Being the Emperor’s son, Aleksander’s case was slightly different. He would hold title to his own property—in his case, enough land, horses, and treasure to establish several thriving kingdoms—but he could not choose whom to marry. That was too important a decision to be left to a young man’s whim. And Aleksander would certainly not be the Emperor’s equal, though his voice would speak with imperial authority. If he spoke against his father’s wishes, only his father would chastise him. No one else would be permitted to do so. And no man or woman could refuse Aleksander’s command, thinking to go behind his back and make peace with Ivan as they might have done in the past. Ivan would have their heads for it. The Prince’s word would be the law of the Empire.
Every noble, every servant, and every slave in the Prince’s household—and most of them in Capharna—were immersed in the endless preparations for the dakrah. A great deal of work had been done the previous fall, when delicacies and precious materials were brought in from the farthest reaches of the Empire before winter snows closed the high mountain passes. Wagon loads of silks and damasks, cases of gold-rimmed porcelain, and casks of rare wines were stockpiled lest a lingering winter prevent their arrival. Jewels from Zhagad’s finest gem cutters were shipped in, and perfumed candles by the thousands, and such quantities of gold that the wagons left deep ruts in the roads.
Stewards agonized over planning twelve days of feasting for two thousand guests, and appropriate largess for the population of Capharna and surrounding villages, lest they starve when everything was appropriated for palace use. Herds of goats, sheep, pigs, and cattle, and flocks of every kind of fowl had been imported, along with enough fodder to fatten them over the winter months.
Tailors and seamstresses had been working on robes and gowns for a year or more. Aleksander was fitted for a robe studded with pearls enough to ransom all of Ezzaria, and I saw the designs for a diamond neck piece that would crush a smaller man with its weight.

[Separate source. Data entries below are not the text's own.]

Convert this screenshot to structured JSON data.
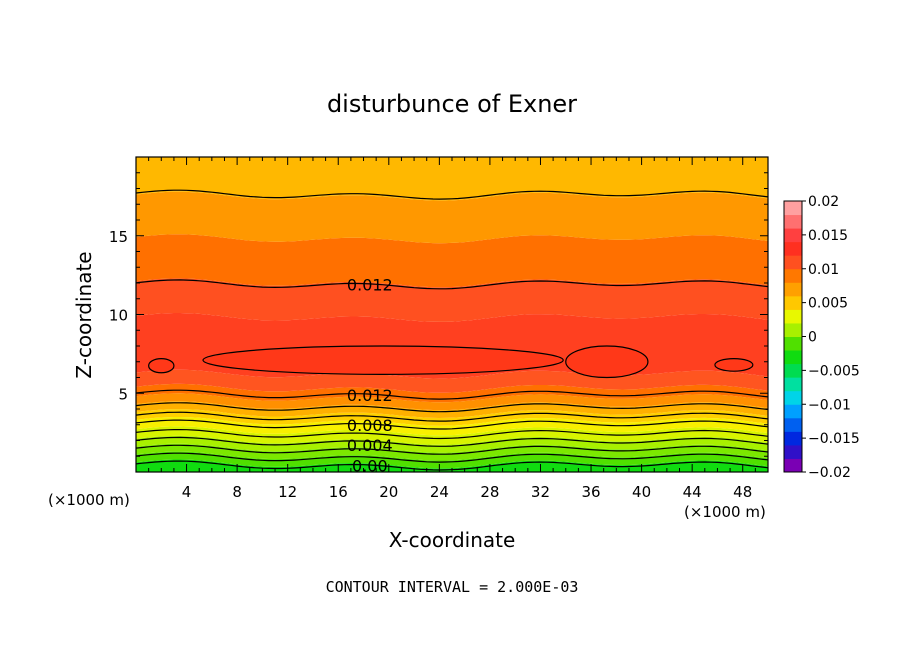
{
  "chart_data": {
    "type": "heatmap",
    "title": "disturbunce of Exner",
    "xlabel": "X-coordinate",
    "ylabel": "Z-coordinate",
    "x_unit_left": "(×1000 m)",
    "x_unit_right": "(×1000 m)",
    "footer": "CONTOUR INTERVAL = 2.000E-03",
    "xlim": [
      0,
      50
    ],
    "ylim": [
      0,
      20
    ],
    "x_ticks": [
      4,
      8,
      12,
      16,
      20,
      24,
      28,
      32,
      36,
      40,
      44,
      48
    ],
    "x_tick_labels": [
      "4",
      "8",
      "12",
      "16",
      "20",
      "24",
      "28",
      "32",
      "36",
      "40",
      "44",
      "48"
    ],
    "y_ticks": [
      5,
      10,
      15
    ],
    "y_tick_labels": [
      "5",
      "10",
      "15"
    ],
    "colorbar": {
      "range": [
        -0.02,
        0.02
      ],
      "tick_labels": [
        "0.02",
        "0.015",
        "0.01",
        "0.005",
        "0",
        "−0.005",
        "−0.01",
        "−0.015",
        "−0.02"
      ],
      "colors": [
        "#7a00b4",
        "#3010c8",
        "#0028e0",
        "#0060f0",
        "#00a0ff",
        "#00d4e8",
        "#00e0a0",
        "#00dc50",
        "#10dc10",
        "#50e000",
        "#a8f000",
        "#e8f800",
        "#ffc800",
        "#ffa000",
        "#ff7800",
        "#ff5020",
        "#ff3020",
        "#ff4040",
        "#ff7070",
        "#ffa0a0"
      ]
    },
    "contour_labels": [
      {
        "text": "0.012",
        "x": 18.5,
        "y": 11.9
      },
      {
        "text": "0.012",
        "x": 18.5,
        "y": 4.9
      },
      {
        "text": "0.008",
        "x": 18.5,
        "y": 3.0
      },
      {
        "text": "0.004",
        "x": 18.5,
        "y": 1.7
      },
      {
        "text": "0.00",
        "x": 18.5,
        "y": 0.4
      }
    ],
    "level_bands": [
      {
        "level": -0.004,
        "z": 0.5,
        "color": "#10dc10"
      },
      {
        "level": -0.002,
        "z": 1.0,
        "color": "#50e000"
      },
      {
        "level": 0.0,
        "z": 1.5,
        "color": "#7ce800"
      },
      {
        "level": 0.002,
        "z": 2.0,
        "color": "#a8f000"
      },
      {
        "level": 0.004,
        "z": 2.6,
        "color": "#d8f400"
      },
      {
        "level": 0.006,
        "z": 3.2,
        "color": "#f8f000"
      },
      {
        "level": 0.008,
        "z": 3.7,
        "color": "#ffd000"
      },
      {
        "level": 0.01,
        "z": 4.2,
        "color": "#ffb000"
      },
      {
        "level": 0.012,
        "z": 4.7,
        "color": "#ff9000"
      },
      {
        "level": 0.013,
        "z": 5.3,
        "color": "#ff7000"
      },
      {
        "level": 0.014,
        "z": 6.2,
        "color": "#ff5520"
      },
      {
        "level": 0.015,
        "z": 9.8,
        "color": "#ff4020"
      },
      {
        "level": 0.014,
        "z": 12.0,
        "color": "#ff5020"
      },
      {
        "level": 0.012,
        "z": 14.8,
        "color": "#ff7000"
      },
      {
        "level": 0.01,
        "z": 17.5,
        "color": "#ff9800"
      },
      {
        "level": 0.008,
        "z": 20.0,
        "color": "#ffb800"
      }
    ],
    "contours_z": [
      0.4,
      0.9,
      1.4,
      1.9,
      2.4,
      3.0,
      3.5,
      4.1,
      4.9,
      11.9,
      17.6
    ],
    "cells": [
      {
        "x": [
          1,
          3
        ],
        "z": [
          6.3,
          7.2
        ]
      },
      {
        "x": [
          5.3,
          33.8
        ],
        "z": [
          6.2,
          8.0
        ]
      },
      {
        "x": [
          34,
          40.5
        ],
        "z": [
          6.0,
          8.0
        ]
      },
      {
        "x": [
          45.8,
          48.8
        ],
        "z": [
          6.4,
          7.2
        ]
      }
    ]
  }
}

Yet even with all the year’s preparation, the palace was in frenzy. The Emperor’s rooms must be painted and refitted, the guest quarters freshened, and accommodations found for those guests who could not fit even in so expansive a hostel as the Derzhi Summer Palace.

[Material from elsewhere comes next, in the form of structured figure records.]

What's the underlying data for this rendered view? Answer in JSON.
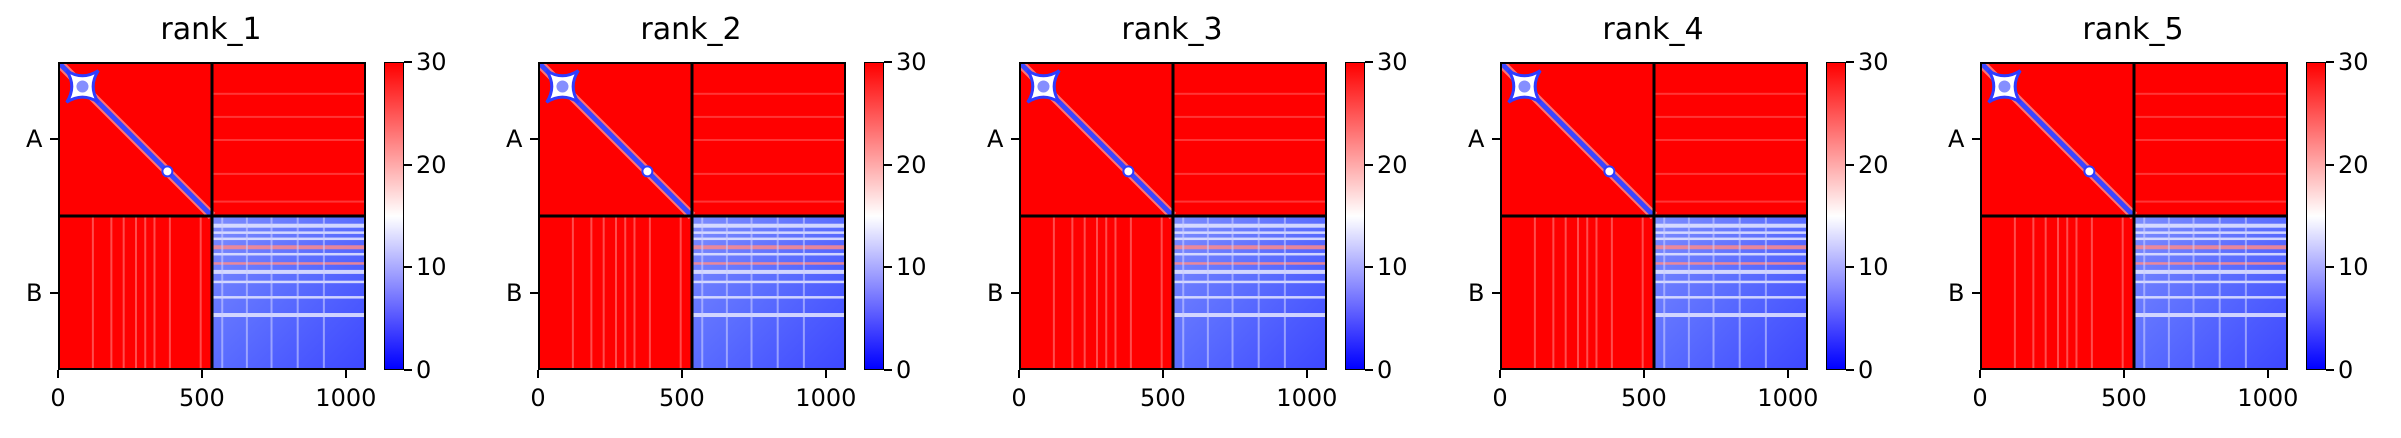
{
  "chart_data": [
    {
      "type": "heatmap",
      "title": "rank_1",
      "chains": [
        "A",
        "B"
      ],
      "chain_boundary": 535,
      "total_length": 1070,
      "x_ticks": [
        0,
        500,
        1000
      ],
      "y_tick_labels": [
        "A",
        "B"
      ],
      "colorbar": {
        "min": 0,
        "max": 30,
        "ticks": [
          0,
          10,
          20,
          30
        ],
        "colormap": "bwr"
      }
    },
    {
      "type": "heatmap",
      "title": "rank_2",
      "chains": [
        "A",
        "B"
      ],
      "chain_boundary": 535,
      "total_length": 1070,
      "x_ticks": [
        0,
        500,
        1000
      ],
      "y_tick_labels": [
        "A",
        "B"
      ],
      "colorbar": {
        "min": 0,
        "max": 30,
        "ticks": [
          0,
          10,
          20,
          30
        ],
        "colormap": "bwr"
      }
    },
    {
      "type": "heatmap",
      "title": "rank_3",
      "chains": [
        "A",
        "B"
      ],
      "chain_boundary": 535,
      "total_length": 1070,
      "x_ticks": [
        0,
        500,
        1000
      ],
      "y_tick_labels": [
        "A",
        "B"
      ],
      "colorbar": {
        "min": 0,
        "max": 30,
        "ticks": [
          0,
          10,
          20,
          30
        ],
        "colormap": "bwr"
      }
    },
    {
      "type": "heatmap",
      "title": "rank_4",
      "chains": [
        "A",
        "B"
      ],
      "chain_boundary": 535,
      "total_length": 1070,
      "x_ticks": [
        0,
        500,
        1000
      ],
      "y_tick_labels": [
        "A",
        "B"
      ],
      "colorbar": {
        "min": 0,
        "max": 30,
        "ticks": [
          0,
          10,
          20,
          30
        ],
        "colormap": "bwr"
      }
    },
    {
      "type": "heatmap",
      "title": "rank_5",
      "chains": [
        "A",
        "B"
      ],
      "chain_boundary": 535,
      "total_length": 1070,
      "x_ticks": [
        0,
        500,
        1000
      ],
      "y_tick_labels": [
        "A",
        "B"
      ],
      "colorbar": {
        "min": 0,
        "max": 30,
        "ticks": [
          0,
          10,
          20,
          30
        ],
        "colormap": "bwr"
      }
    }
  ],
  "colors": {
    "high": "#ff0000",
    "mid": "#ffffff",
    "low": "#0000ff"
  }
}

Gifts arrived from everywhere: jewels, statuary, boxes of ivory and jade, finely wrought knives, swords, and bows, jeweled headpieces and mail shirts, horses, fighting cocks, perfumes, exotic birds. Though still protesting that he had no belief in sorcery, the Prince had me examine every one of them for enchantments. Since my “cure” of his bedroom malady, he seemed to have confidence in my advising. I found nothing, but as no further disturbances occurred, he seemed to think I was doing a good job.